Воспоминания об этом даже вызвали слезы у великой княгини. Но, успокоившись, она продолжила:

— Такая доля наша женская, доченька… А у царских дочерей она бывает и совсем сложной. При выборе мужей для них на первом месте всегда интересы государства. Поэтому в теремах царевен бывает и плачут больше, чем в обычных домах, — говорила мать дочери, вытирая слезы с ее лица…

— По себе знаю, — тихо продолжала великая княгиня. Она на минуту умолкла, предавшись воспоминаниям… — Да, доченька, по себе знаю, что не мы выбираем себе мужей, а нас выдают и, как правило, в интересах держав… И в этом наше великое предназначение… Через такие браки обустраиваются государства, увеличиваются их владения и возрастает богатство, прекращаются войны и устанавливается мир… Дай-то бог, — и великая княгиня трижды наложила на дочь крестное знамение.

— Хотя ты и знаешь почти все о моем замужестве, но я расскажу тебе подробнее… — успокоившись, сказала Софья. — Последний император византийский Константин Палеолог имел двух братьев — Дмитрия и моего отца Фому, которые правили в Пелопонессе, или Морее. К сожалению, они ненавидели друг друга, как это часто бывало в императорских семьях, воевали между собой, чем и воспользовался султан Магомет, легко овладев Пелопонессом. Дмитрий, мой дядя, надеясь найти милости у султана, отдал ему в сераль свою дочь, получив взамен жалкий городок во Фракии. Мой же отец гнушался неверными и с женой и детьми ушел из Корфу в Рим, где папа Пий и кардиналы назначили ему триста золотых ефимков ежемесячного жалованья, оказав этим уважение наследникам древнейших государей христианских.

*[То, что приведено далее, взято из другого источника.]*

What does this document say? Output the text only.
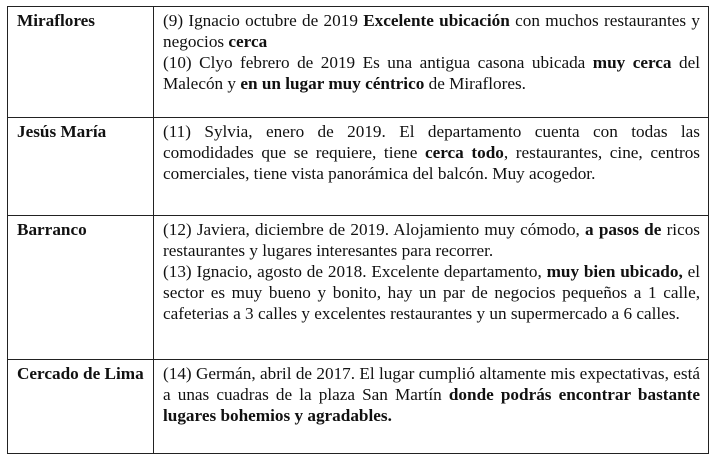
Miraflores	(9) Ignacio octubre de 2019 Excelente ubicación con muchos restaurantes y negocios cerca
(10) Clyo febrero de 2019 Es una antigua casona ubicada muy cerca del Malecón y en un lugar muy céntrico de Miraflores.

Jesús María	(11) Sylvia, enero de 2019. El departamento cuenta con todas las comodidades que se requiere, tiene cerca todo, restaurantes, cine, centros comerciales, tiene vista panorámica del balcón. Muy acogedor.

Barranco	(12) Javiera, diciembre de 2019. Alojamiento muy cómodo, a pasos de ricos restaurantes y lugares interesantes para recorrer.
(13) Ignacio, agosto de 2018. Excelente departamento, muy bien ubicado, el sector es muy bueno y bonito, hay un par de negocios pequeños a 1 calle, cafeterias a 3 calles y excelentes restaurantes y un supermercado a 6 calles.

Cercado de Lima	(14) Germán, abril de 2017. El lugar cumplió altamente mis expectativas, está a unas cuadras de la plaza San Martín donde podrás encontrar bastante lugares bohemios y agradables.
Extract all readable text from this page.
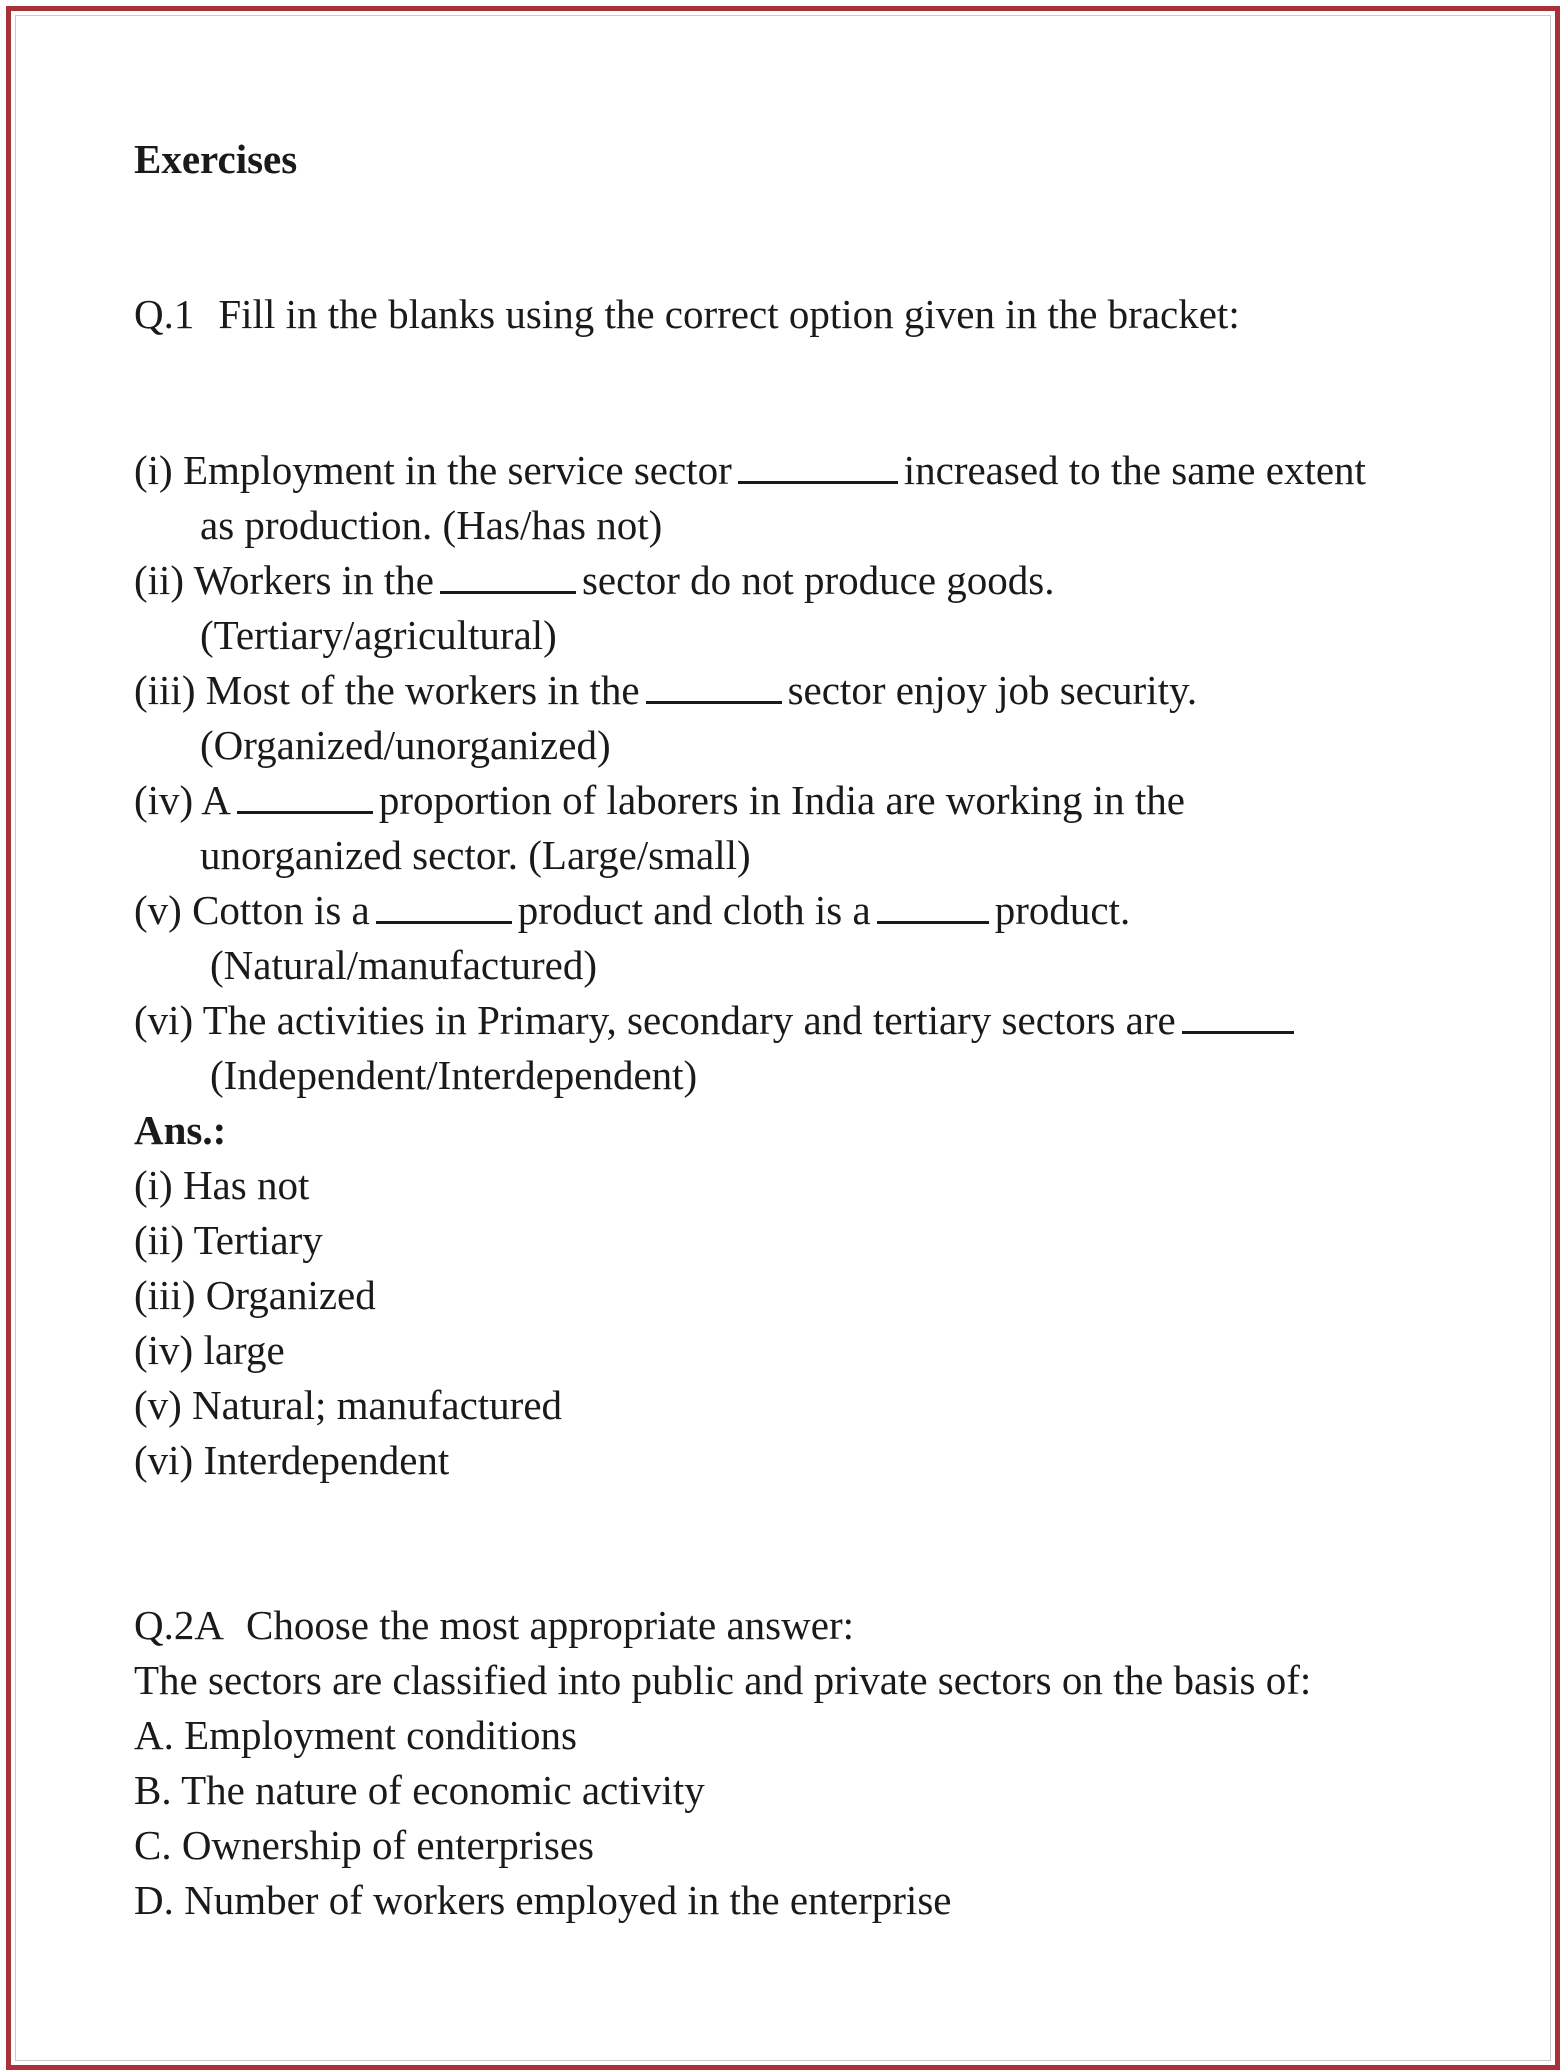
Exercises
Q.1 Fill in the blanks using the correct option given in the bracket:
(i) Employment in the service sector	increased to the same extent
as production. (Has/has not)
(ii) Workers in the	sector do not produce goods.
(Tertiary/agricultural)
(iii) Most of the workers in the	sector enjoy job security.
(Organized/unorganized)
(iv) A	proportion of laborers in India are working in the
unorganized sector. (Large/small)
(v) Cotton is a	product and cloth is a	product.
(Natural/manufactured)
(vi) The activities in Primary, secondary and tertiary sectors are
(Independent/Interdependent)
Ans.:
(i) Has not
(ii) Tertiary
(iii) Organized
(iv) large
(v) Natural; manufactured
(vi) Interdependent
Q.2A Choose the most appropriate answer:
The sectors are classified into public and private sectors on the basis of:
A. Employment conditions
B. The nature of economic activity
C. Ownership of enterprises
D. Number of workers employed in the enterprise
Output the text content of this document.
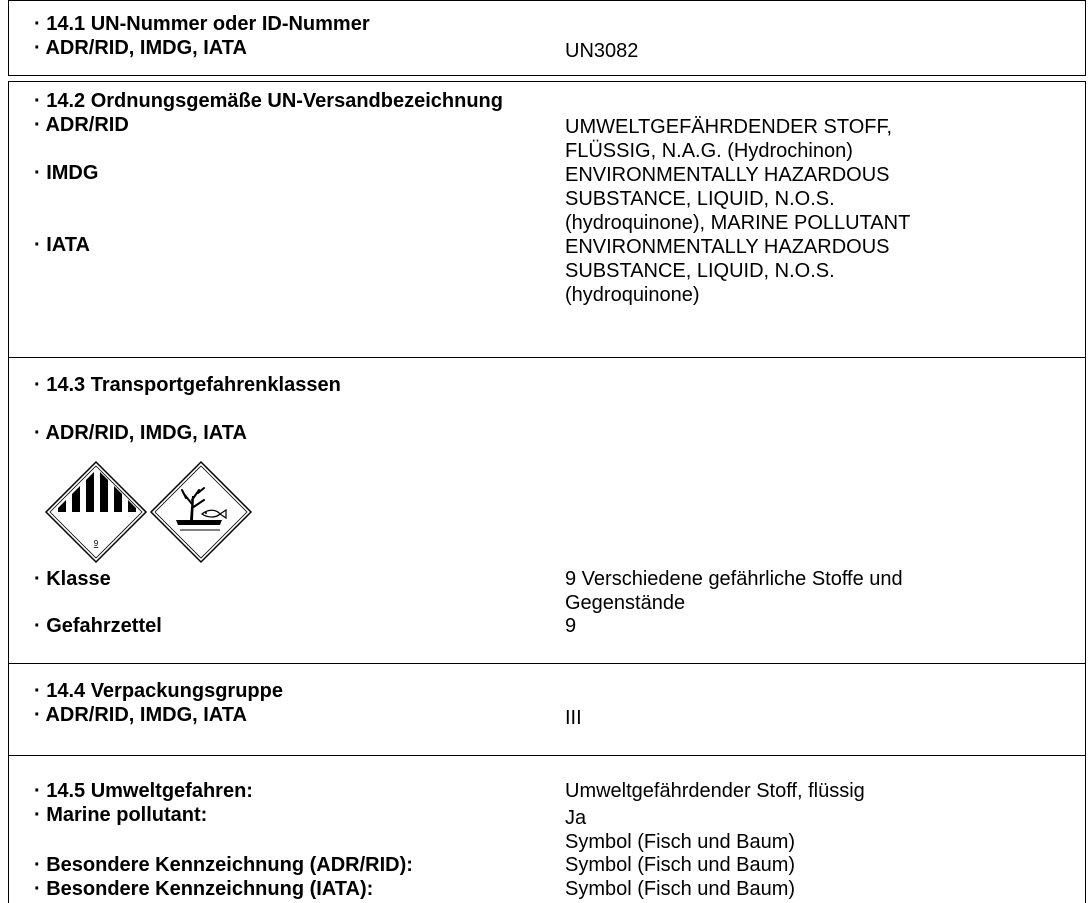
· 14.1 UN-Nummer oder ID-Nummer
· ADR/RID, IMDG, IATA	UN3082
· 14.2 Ordnungsgemäße UN-Versandbezeichnung
· ADR/RID	UMWELTGEFÄHRDENDER STOFF,
FLÜSSIG, N.A.G. (Hydrochinon)
· IMDG	ENVIRONMENTALLY HAZARDOUS
SUBSTANCE, LIQUID, N.O.S.
(hydroquinone), MARINE POLLUTANT
· IATA	ENVIRONMENTALLY HAZARDOUS
SUBSTANCE, LIQUID, N.O.S.
(hydroquinone)
· 14.3 Transportgefahrenklassen
· ADR/RID, IMDG, IATA
9
· Klasse	9 Verschiedene gefährliche Stoffe und
Gegenstände
· Gefahrzettel	9
· 14.4 Verpackungsgruppe
· ADR/RID, IMDG, IATA	III
· 14.5 Umweltgefahren:	Umweltgefährdender Stoff, flüssig
· Marine pollutant:	Ja
Symbol (Fisch und Baum)
· Besondere Kennzeichnung (ADR/RID):	Symbol (Fisch und Baum)
· Besondere Kennzeichnung (IATA):	Symbol (Fisch und Baum)
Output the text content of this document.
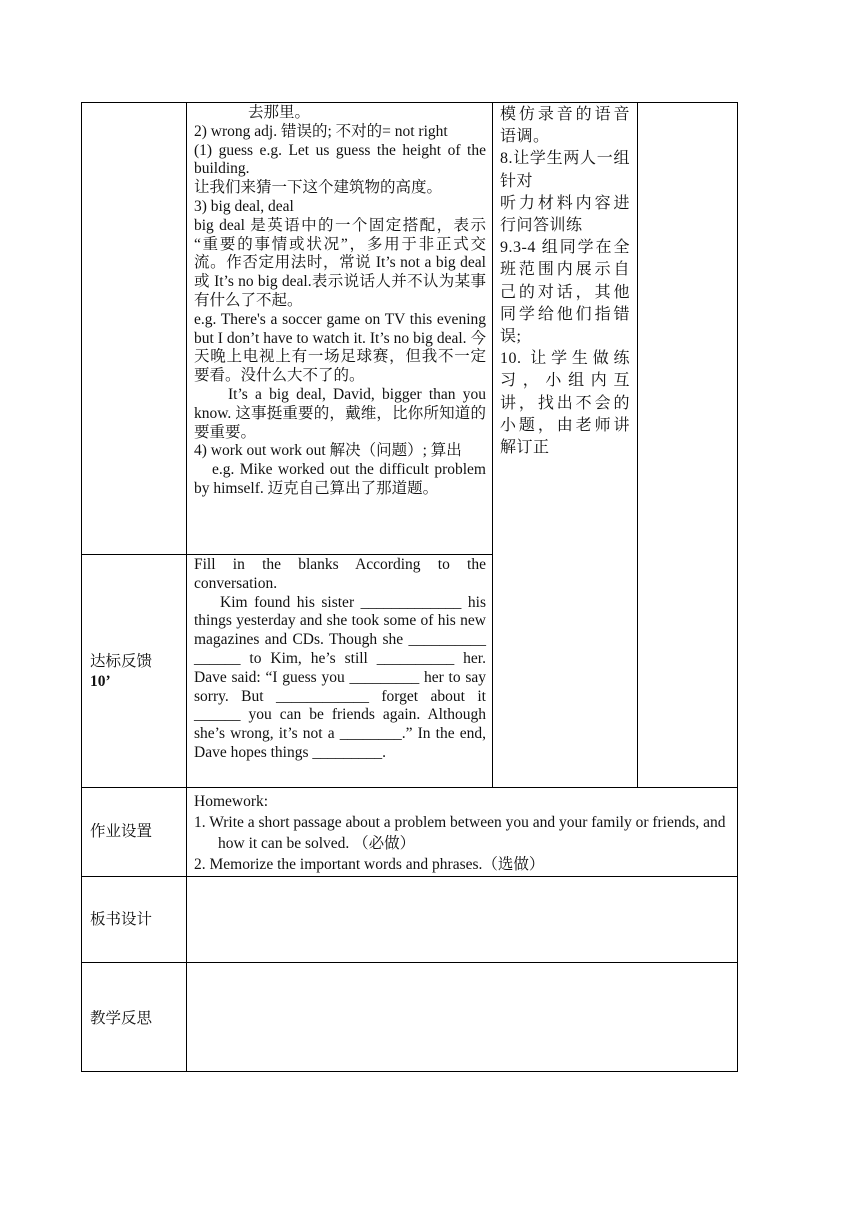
去那里。

2) wrong adj. 错误的; 不对的= not right

(1) guess e.g. Let us guess the height of the building.

让我们来猜一下这个建筑物的高度。

3) big deal, deal

big deal 是英语中的一个固定搭配，表示 “重要的事情或状况”，多用于非正式交流。作否定用法时，常说 It’s not a big deal 或 It’s no big deal.表示说话人并不认为某事有什么了不起。

e.g. There's a soccer game on TV this evening but I don’t have to watch it. It’s no big deal. 今天晚上电视上有一场足球赛，但我不一定要看。没什么大不了的。

It’s a big deal, David, bigger than you know. 这事挺重要的，戴维，比你所知道的要重要。

4) work out work out 解决（问题）; 算出

e.g. Mike worked out the difficult problem by himself. 迈克自己算出了那道题。

模仿录音的语音语调。
8.让学生两人一组针对
听力材料内容进行问答训练
9.3-4 组同学在全班范围内展示自己的对话，其他同学给他们指错误;
10. 让学生做练习，小组内互讲，找出不会的小题，由老师讲解订正
达标反馈
10’

Fill in the blanks According to the conversation.

Kim found his sister _____________ his things yesterday and she took some of his new magazines and CDs. Though she __________ ______ to Kim, he’s still __________ her. Dave said: “I guess you _________ her to say sorry. But ____________ forget about it ______ you can be friends again. Although she’s wrong, it’s not a ________.” In the end, Dave hopes things _________.

作业设置

Homework:

1. Write a short passage about a problem between you and your family or friends, and how it can be solved. （必做）

2. Memorize the important words and phrases.（选做）

板书设计
教学反思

— Вскоре отец умер в Риме, — продолжила София, — а братья мои Андрей и Мануил жили благодеяниями нового папы Павла, хотя и не заслуживали их своим поведением, часто легкомысленным и предосудительным. Я же пользовалась при папском дворе в Ватикане общим доброжелательством. Прошло немного времени и римский первосвященник стал искать мне жениха, желая чтобы мой брак был в пользу его политике. Он хотел тогда подвигнуть всех государей европейских на Магомета, чтобы обезопасить саму Италию. Великого князя московского он хотел побудить к освобождению от мусульман Греции. Но Москва была далеко, и это способствовало появлению различного рода фантазий и, в частности, слухам о ее несметных богатствах и многочисленности жителей.

София помолчала, как бы вновь переживая то время, и продолжила:

— Я, доченька, благодарна Всемогущему Богу, что Папа Римский обратил свой взор на твоего отца, великого князя московского. Скорее всего, ему посоветовал это кардинал Виссарион. Этот ученый грек хорошо знал единоверную Москву и возрастающую силу ее государей. Да и Риму это было известно в связи с отношениями московского государства с Литвой, немецким орденом и в особенности по Флорентийскому собору, который, как ты знаешь, высказался за объединение католической и православной церквей. Не так и давно все это было…

— И вот чуть больше двадцати лет тому назад, в Москву прибыл грек Юрий с людьми и с письмом от кардинала Виссариона, в котором государю московскому предлагалась моя рука. Кстати, в письме утверждалось, будто бы я отказала королю французскому и герцогу миланскому, не желая быть супругой государя латинской веры.

Этому посольству в Москве обрадовались. И мать великого князя, и митрополит, и бояре посчитали, что бог посылает Иоанну знаменитую невесту, ветвь царственного древа, которое осеняло когда-то все неразделенное еще христианство, что сей союз сделает Москву новой Византией, а великим князьям московским даст права императоров греческих.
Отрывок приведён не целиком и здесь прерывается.